A Nigerian governor has survived an apparent attempt to assassinate him but a close friend was shot dead.
Akume is not a controversial figure
George Akume, governor of Benue state in central Nigeria, was in a convoy of cars when gunmen burst out of the hills and opened fire, targeting his car.
He was unhurt but shaken after his friend died next to him.
Last month, another prominent Nigerian politician was shot dead, raising fears of a return to the days when political assassinations were relatively common.
There was apparently no attempt to steal anything from the convoy, which was travelling with its sirens blaring, so armed robbery does not appear to be a motive for the shooting.
The ambush occurred near the village of Nassarawan Eggon, 150km south-east of the capital Abuja at 0700 local time (0600GMT) on Wednesday morning.

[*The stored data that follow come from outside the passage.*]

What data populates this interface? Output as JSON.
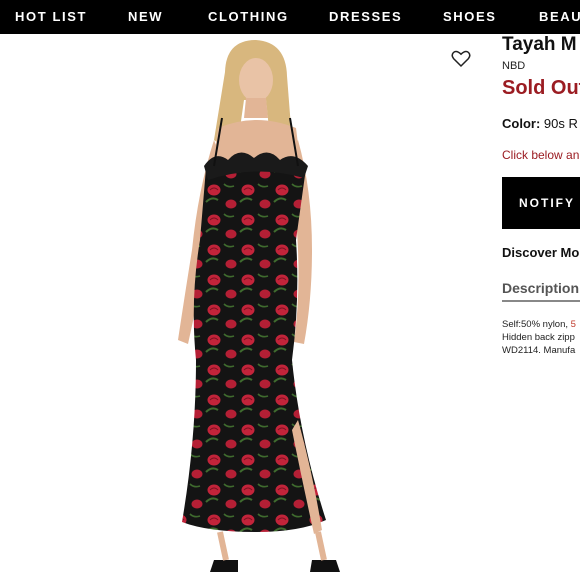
{
  "nav": {
    "items": [
      {
        "label": "HOT LIST"
      },
      {
        "label": "NEW"
      },
      {
        "label": "CLOTHING"
      },
      {
        "label": "DRESSES"
      },
      {
        "label": "SHOES"
      },
      {
        "label": "BEAU"
      }
    ]
  },
  "product": {
    "title": "Tayah M",
    "brand": "NBD",
    "status": "Sold Out",
    "color_label": "Color:",
    "color_value": "90s R",
    "click_note": "Click below an",
    "notify_label": "NOTIFY I",
    "discover_label": "Discover Mo",
    "description_tab": "Description",
    "description_lines": [
      {
        "text": "Self:50% nylon, ",
        "accent": "5"
      },
      {
        "text": "Hidden back zipp",
        "accent": ""
      },
      {
        "text": "WD2114. Manufa",
        "accent": ""
      }
    ]
  },
  "icons": {
    "favorite": "heart-outline-icon"
  },
  "colors": {
    "nav_bg": "#000000",
    "sold_out": "#9b1c22",
    "notify_bg": "#000000",
    "dress_base": "#141414",
    "rose": "#c2243a",
    "leaf": "#3f6b2e"
  }
}
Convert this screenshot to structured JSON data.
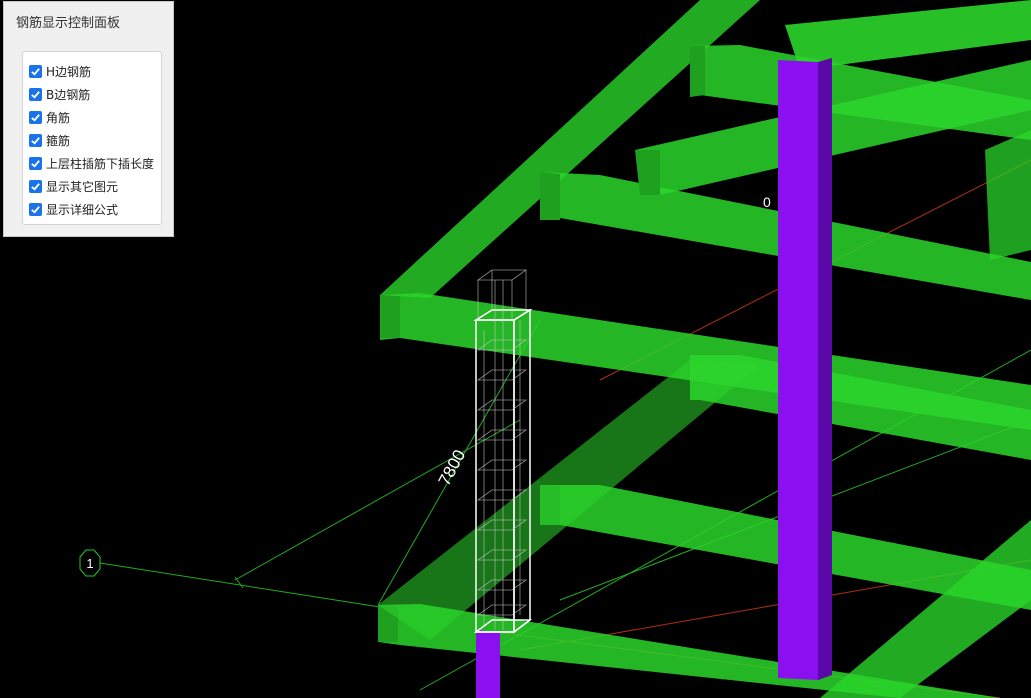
{
  "panel": {
    "title": "钢筋显示控制面板",
    "options": [
      {
        "label": "H边钢筋",
        "checked": true
      },
      {
        "label": "B边钢筋",
        "checked": true
      },
      {
        "label": "角筋",
        "checked": true
      },
      {
        "label": "箍筋",
        "checked": true
      },
      {
        "label": "上层柱插筋下插长度",
        "checked": true
      },
      {
        "label": "显示其它图元",
        "checked": true
      },
      {
        "label": "显示详细公式",
        "checked": true
      }
    ]
  },
  "viewport": {
    "dimension_label": "7800",
    "axis_label": "1",
    "small_label": "0"
  },
  "colors": {
    "background": "#000000",
    "beam": "#2bd62b",
    "beam_dark": "#1a8f1a",
    "column": "#8a10f0",
    "rebar": "#ffffff",
    "grid_line": "#22aa22",
    "axis_line": "#b03010",
    "checkbox": "#1a73e8"
  }
}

The BBC's Mannir Dan Ali says that Mr Akume, from the ruling People's Democratic Party, is not a particularly controversial politician.
However, he did criticise the government over its handling of the army's shooting of some 200 civilians in Benue state in 2001.
Benue is one Nigeria's most ethnically diverse states and the army was accused of taking sides in clashes between the rival Jukun and Tiv groups.
Senior PDP official Aminasoari Dikibo was shot dead in the volatile Delta state last month.
Reuters news agency reports that some 15 prominent politicians have been killed since military rule ended in 1999.
Most of the killings have not resulted in convictions.